Transplant Proc. 2012 May;44(4):1174-5. doi: 10.1016/j.transproceed.2012.02.013.
It is extremely rare for a patient to need simultaneous heart transplantation (HTx) and replacement of the thoracic aorta. A 23-year-old woman with Marfan's syndrome underwent Bentall's operation and replacement of the ascending aorta (AsA) due to a type A aortic dissection (AD) in August 2001. In March 2005, she began to experience dyspnea on exertion and was found to have a huge pseudoaneurysm at the aortic root, which had caused dehiscence of the aortic conduit.
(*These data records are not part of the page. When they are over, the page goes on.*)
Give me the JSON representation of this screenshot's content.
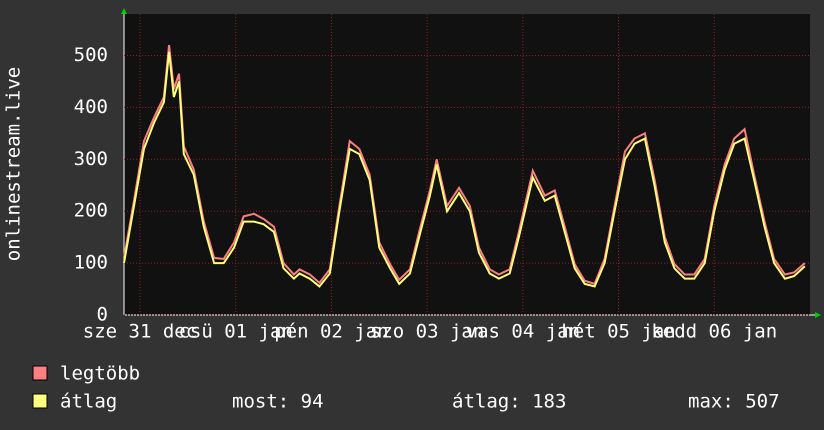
{
  "chart_data": {
    "type": "line",
    "ylabel": "onlinestream.live",
    "x": [
      0,
      2.5,
      5,
      7.5,
      10,
      11.3,
      12.5,
      13.8,
      15,
      17.5,
      20,
      22.6,
      25,
      27.6,
      30,
      32.6,
      35,
      37.6,
      40,
      42.6,
      44,
      46.6,
      49,
      51.6,
      54,
      56.6,
      59,
      61.6,
      64,
      66.7,
      69,
      71.7,
      74,
      76.7,
      78.4,
      81,
      84,
      86.7,
      89,
      91.7,
      94,
      96.7,
      99,
      102.5,
      105.5,
      108,
      110.5,
      113,
      115.5,
      118,
      120.5,
      123,
      125.6,
      128,
      130.6,
      133,
      135.6,
      138,
      140.6,
      143,
      145.6,
      148,
      150.6,
      153,
      155.6,
      158,
      160.6,
      163,
      165.7,
      168,
      170.7
    ],
    "series": [
      {
        "name": "legtöbb",
        "color": "#ff7f7f",
        "values": [
          110,
          220,
          335,
          380,
          420,
          520,
          435,
          465,
          325,
          280,
          180,
          110,
          108,
          140,
          190,
          195,
          185,
          170,
          100,
          78,
          88,
          78,
          62,
          88,
          210,
          335,
          320,
          270,
          140,
          98,
          68,
          88,
          160,
          240,
          300,
          210,
          245,
          210,
          130,
          88,
          78,
          88,
          160,
          278,
          230,
          240,
          170,
          98,
          66,
          60,
          108,
          210,
          315,
          340,
          350,
          262,
          150,
          98,
          78,
          78,
          108,
          210,
          290,
          340,
          358,
          270,
          180,
          108,
          78,
          82,
          100
        ]
      },
      {
        "name": "átlag",
        "color": "#ffff7f",
        "values": [
          100,
          210,
          320,
          370,
          410,
          507,
          420,
          450,
          310,
          270,
          170,
          100,
          100,
          130,
          180,
          180,
          175,
          160,
          90,
          70,
          80,
          70,
          55,
          80,
          200,
          320,
          310,
          260,
          130,
          90,
          60,
          80,
          150,
          230,
          290,
          200,
          235,
          200,
          120,
          80,
          70,
          80,
          150,
          265,
          220,
          230,
          160,
          90,
          60,
          55,
          100,
          200,
          300,
          330,
          340,
          250,
          140,
          90,
          70,
          70,
          100,
          200,
          280,
          330,
          340,
          260,
          170,
          100,
          70,
          75,
          94
        ]
      }
    ],
    "xlim": [
      0,
      172
    ],
    "xticks": [
      {
        "value": 4,
        "label": "sze 31 dec"
      },
      {
        "value": 28,
        "label": "csü 01 jan"
      },
      {
        "value": 52,
        "label": "pén 02 jan"
      },
      {
        "value": 76,
        "label": "szo 03 jan"
      },
      {
        "value": 100,
        "label": "vas 04 jan"
      },
      {
        "value": 124,
        "label": "hét 05 jan"
      },
      {
        "value": 148,
        "label": "kedd 06 jan"
      }
    ],
    "ylim": [
      0,
      580
    ],
    "yticks": [
      0,
      100,
      200,
      300,
      400,
      500
    ],
    "grid": true,
    "stats": [
      "most: 94",
      "átlag: 183",
      "max: 507"
    ]
  }
}
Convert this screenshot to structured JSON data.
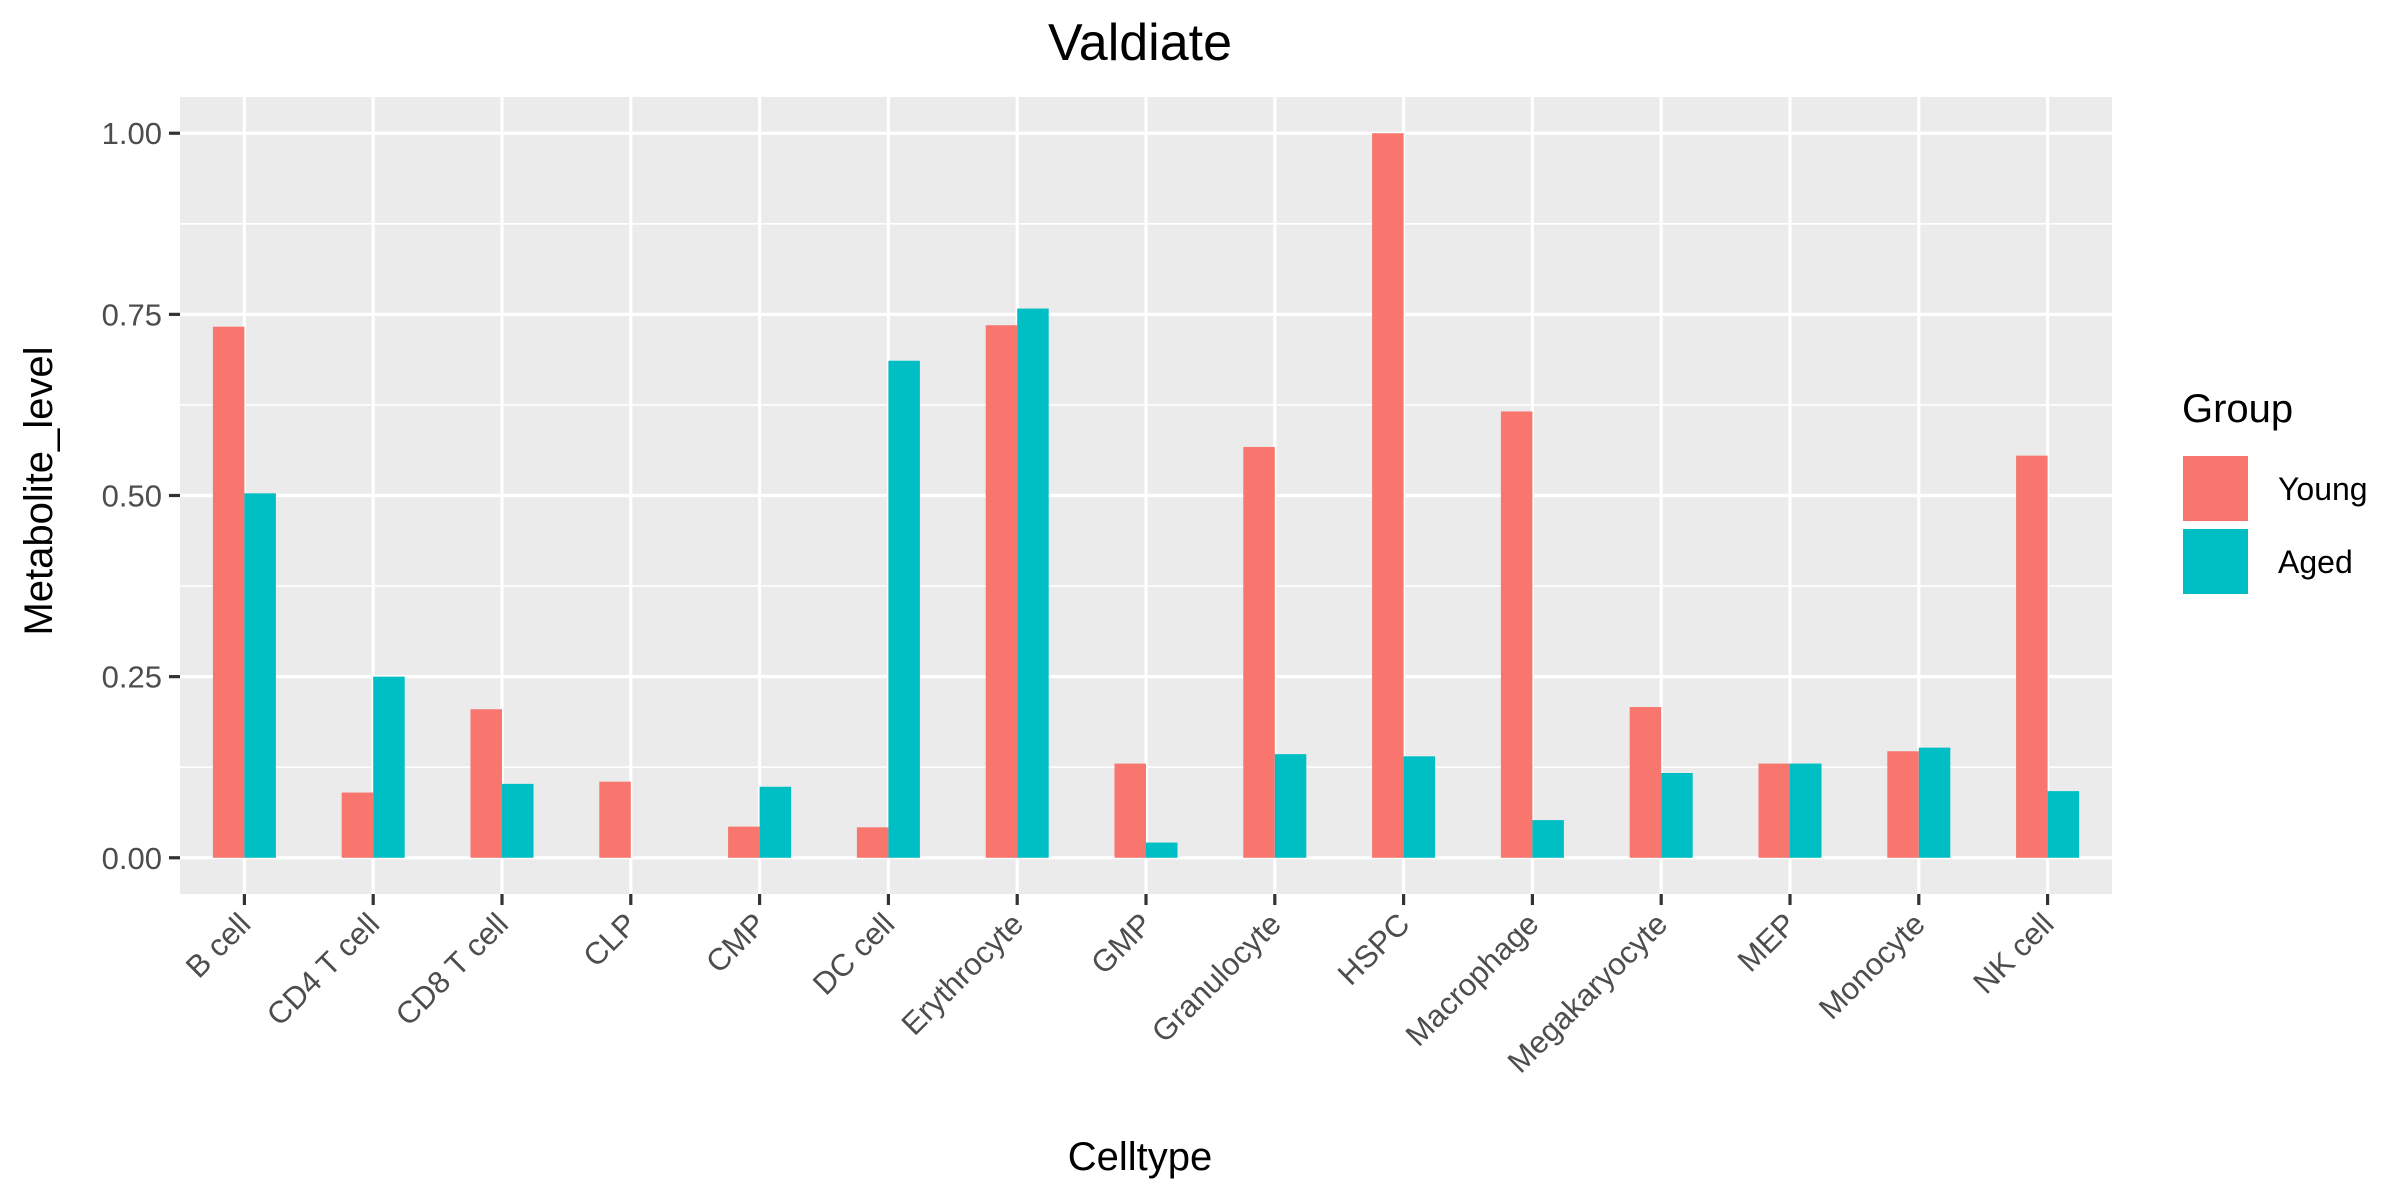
{
  "chart_data": {
    "type": "bar",
    "title": "Valdiate",
    "xlabel": "Celltype",
    "ylabel": "Metabolite_level",
    "categories": [
      "B cell",
      "CD4 T cell",
      "CD8 T cell",
      "CLP",
      "CMP",
      "DC cell",
      "Erythrocyte",
      "GMP",
      "Granulocyte",
      "HSPC",
      "Macrophage",
      "Megakaryocyte",
      "MEP",
      "Monocyte",
      "NK cell"
    ],
    "series": [
      {
        "name": "Young",
        "color": "#F8766D",
        "values": [
          0.733,
          0.09,
          0.205,
          0.105,
          0.043,
          0.042,
          0.735,
          0.13,
          0.567,
          1.0,
          0.616,
          0.208,
          0.13,
          0.147,
          0.555
        ]
      },
      {
        "name": "Aged",
        "color": "#00BFC4",
        "values": [
          0.503,
          0.25,
          0.102,
          0.0,
          0.098,
          0.686,
          0.758,
          0.021,
          0.143,
          0.14,
          0.052,
          0.117,
          0.13,
          0.152,
          0.092
        ]
      }
    ],
    "ylim": [
      -0.05,
      1.05
    ],
    "yticks": [
      0.0,
      0.25,
      0.5,
      0.75,
      1.0
    ],
    "ytick_labels": [
      "0.00",
      "0.25",
      "0.50",
      "0.75",
      "1.00"
    ],
    "grid": true,
    "panel_background": "#EBEBEB",
    "legend": {
      "title": "Group",
      "position": "right"
    }
  }
}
In July 2009, she suffered acute chest pain followed by hypotension and cold sweating. The computed tomography (CT) scan showed a recurrent dissection with a long intimal tear extending from the arch to the mid-portion of the descending thoracic aorta (DTA). Due to technical difficulties in the repair of the aortic root, she was placed on the HTx waiting list. The next day, she received a donor heart and underwent combined HTx and total replacement of the thoracic aorta. Explantation of the heart improved the exposure of the DTA. With the use of a vascular ring connector (Vasoring), the operation was successfully performed without need for a blood transfusion. The patient was still well at 2 years after the operation. Simultaneous replacement of the heart and the whole segment of the thoracic aorta is technically possible in Marfan patients who are complicated with aortic dissection.
患者需要同时进行心脏移植(HTx)和胸主动脉置换的情况极为罕见。一名23岁的马凡氏综合征女性患者于2001年8月因A型主动脉夹层(AD)接受了Bentall手术及升主动脉(AsA)置换。2005年3月,她开始出现劳力性呼吸困难,被发现主动脉根部有一个巨大的假性动脉瘤,导致主动脉管道裂开。2009年7月,她突发急性胸痛,随后出现低血压和冷汗。计算机断层扫描(CT)显示再次发生夹层,内膜撕裂很长,从主动脉弓延伸至胸降主动脉(DTA)中部。由于主动脉根部修复存在技术困难,她被列入心脏移植等待名单。第二天,她接受了供体心脏,并同时进行了心脏移植和胸主动脉全置换。切除心脏改善了对DTA的暴露。使用血管环连接器(Vasoring),手术成功进行,无需输血。术后2年患者情况仍然良好。对于合并主动脉夹层的马凡氏综合征患者,技术上可以同时进行心脏和整个胸主动脉段的置换。